Back in January of this year, we covered the horrific fire which ripped through the Top Mountain Crosspoint motorcycle museum. Located in Austria at the base of Timmelsjoch mountain pass road, it had over 230 rare, vintage motorcycles contained within its walls. Workers were pushing as many of those historic bikes out as the structure burned, flames licking at the surrounding snow.
Check out our original coverage of the fire here.
While the fire was a shocking tragedy, the entire structure wasn’t destroyed. Some news outlets mistakenly reported the entire structure was engulfed in flames, but it was actually contained to just one section of the building. However, the destruction it did was still immense, making the fact the museum is set to reopen in November quite miraculous.
Sadly, many of the motorcycles which were inside the museum were destroyed by the fire. There were rides from over 100 different brands spanning the globe, including some more obscure manufacturers such as Zundapp, Matchless, and Sunbeam. Of course, European motorcycles dominated the collection since the museum is located in Europe, but at the time of the fire there was a special exhibit of about 50 Indian motorcycles, a real treat for those living in the area. Among those was a 1920 Scout modified by none other than Burt Munro in a successful effort to break multiple speed records. Most people who have seen the movie The World’s Fastest Indian will recognize the bike.

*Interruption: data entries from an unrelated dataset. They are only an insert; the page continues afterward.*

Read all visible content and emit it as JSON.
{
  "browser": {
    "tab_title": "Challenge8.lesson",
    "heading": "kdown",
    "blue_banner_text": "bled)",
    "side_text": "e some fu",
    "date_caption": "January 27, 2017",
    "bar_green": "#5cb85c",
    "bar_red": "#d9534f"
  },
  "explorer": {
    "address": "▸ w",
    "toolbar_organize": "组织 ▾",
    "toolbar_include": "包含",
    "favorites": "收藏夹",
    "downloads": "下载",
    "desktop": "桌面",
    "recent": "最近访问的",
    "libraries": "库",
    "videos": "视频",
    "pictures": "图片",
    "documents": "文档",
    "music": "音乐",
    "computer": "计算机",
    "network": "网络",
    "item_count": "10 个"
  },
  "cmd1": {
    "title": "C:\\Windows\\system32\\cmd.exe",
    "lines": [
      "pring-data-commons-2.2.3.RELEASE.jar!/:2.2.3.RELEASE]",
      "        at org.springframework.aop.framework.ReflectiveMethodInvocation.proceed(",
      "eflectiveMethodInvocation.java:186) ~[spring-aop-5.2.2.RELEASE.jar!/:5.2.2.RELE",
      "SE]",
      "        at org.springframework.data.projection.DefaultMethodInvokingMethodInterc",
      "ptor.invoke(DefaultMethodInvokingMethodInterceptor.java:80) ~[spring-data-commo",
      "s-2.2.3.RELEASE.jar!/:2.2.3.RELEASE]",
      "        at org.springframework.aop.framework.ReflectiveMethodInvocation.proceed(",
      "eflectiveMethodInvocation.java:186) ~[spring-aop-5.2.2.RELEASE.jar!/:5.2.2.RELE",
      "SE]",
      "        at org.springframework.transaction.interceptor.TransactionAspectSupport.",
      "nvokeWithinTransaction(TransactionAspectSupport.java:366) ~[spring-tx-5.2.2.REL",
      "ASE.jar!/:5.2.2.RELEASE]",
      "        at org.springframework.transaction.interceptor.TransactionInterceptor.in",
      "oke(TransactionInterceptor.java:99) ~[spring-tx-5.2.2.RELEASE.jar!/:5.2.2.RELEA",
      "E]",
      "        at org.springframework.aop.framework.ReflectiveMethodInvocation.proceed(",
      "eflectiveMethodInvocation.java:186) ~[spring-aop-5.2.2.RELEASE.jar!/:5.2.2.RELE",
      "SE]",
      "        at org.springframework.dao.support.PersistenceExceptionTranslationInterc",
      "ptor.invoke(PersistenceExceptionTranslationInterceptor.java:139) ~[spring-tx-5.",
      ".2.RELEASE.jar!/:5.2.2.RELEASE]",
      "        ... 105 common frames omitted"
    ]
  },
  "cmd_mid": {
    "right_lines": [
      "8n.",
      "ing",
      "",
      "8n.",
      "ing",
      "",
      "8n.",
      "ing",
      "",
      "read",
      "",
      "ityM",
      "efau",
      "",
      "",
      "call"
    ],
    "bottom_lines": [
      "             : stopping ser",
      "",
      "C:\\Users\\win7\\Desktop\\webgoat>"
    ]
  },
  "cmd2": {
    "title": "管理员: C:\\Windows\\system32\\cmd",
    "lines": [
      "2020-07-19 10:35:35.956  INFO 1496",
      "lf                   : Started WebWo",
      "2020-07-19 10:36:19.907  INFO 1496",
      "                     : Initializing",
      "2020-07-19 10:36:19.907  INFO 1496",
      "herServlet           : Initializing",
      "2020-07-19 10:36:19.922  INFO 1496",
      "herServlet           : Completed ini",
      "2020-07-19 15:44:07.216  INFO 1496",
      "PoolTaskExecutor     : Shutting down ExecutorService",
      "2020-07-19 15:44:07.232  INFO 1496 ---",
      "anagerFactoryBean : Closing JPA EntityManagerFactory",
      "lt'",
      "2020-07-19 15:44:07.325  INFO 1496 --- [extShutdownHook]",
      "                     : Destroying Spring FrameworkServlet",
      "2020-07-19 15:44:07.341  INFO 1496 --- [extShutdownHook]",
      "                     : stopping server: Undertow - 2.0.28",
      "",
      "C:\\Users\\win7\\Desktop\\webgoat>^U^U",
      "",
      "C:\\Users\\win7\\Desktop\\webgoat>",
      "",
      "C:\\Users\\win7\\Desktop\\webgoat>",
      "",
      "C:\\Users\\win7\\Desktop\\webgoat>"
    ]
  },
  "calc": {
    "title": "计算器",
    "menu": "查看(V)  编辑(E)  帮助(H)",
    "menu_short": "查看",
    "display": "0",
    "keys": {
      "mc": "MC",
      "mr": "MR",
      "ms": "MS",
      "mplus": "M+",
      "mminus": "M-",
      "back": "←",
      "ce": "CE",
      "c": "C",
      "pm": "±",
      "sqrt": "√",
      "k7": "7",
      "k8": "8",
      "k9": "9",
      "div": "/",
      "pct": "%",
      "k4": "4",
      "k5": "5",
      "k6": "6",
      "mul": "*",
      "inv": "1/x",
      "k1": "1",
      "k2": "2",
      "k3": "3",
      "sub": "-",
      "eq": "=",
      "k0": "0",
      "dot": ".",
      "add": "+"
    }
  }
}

Thanks to two workers who were sleeping in the museum when the fire broke out, efforts to remove as many of the motorcycles as possible started almost immediately. That was fortunate, because once the fire brigades traversed the icy mountain roads, the flames were already consuming the ceiling inside.
Ultimately, the museum said only the Indian motorcycles exhibit was saved in its entirety. Exhibits in the main hall were “irreversibly lost” and 15 years of hard work was wiped out in a short time. The blaze was blamed on a broken monitor in the museum. While the loss was great, nobody was injured, so that by itself was a miracle.
More vintage bikes have been acquired to replace those which were lost. How that was accomplished in such short order isn’t entirely clear, and we’re not even sure how many motorcycles will be present upon the re-opening since no official statement indicating that has been made. There are a lot of questions which for now won’t be answered, but will become apparent when the museum’s doors are once again opened.
We’ve seen much loss in the recent past, so it’s great to see something which appeared to be entirely lost rise from the ashes, literally, and become whole again. While for most this museum will remain a dream destination, you might want to put this on your bucket list.
For now, the museum says on social media it will be re-opening on November 18, which is a Thursday. If you can make it to Austria, which is tricky these days, the museum and the scenery look absolutely amazing. Plus, if you go in the winter there’s a pretty nice ski resort and we hear the restaurant is excellent.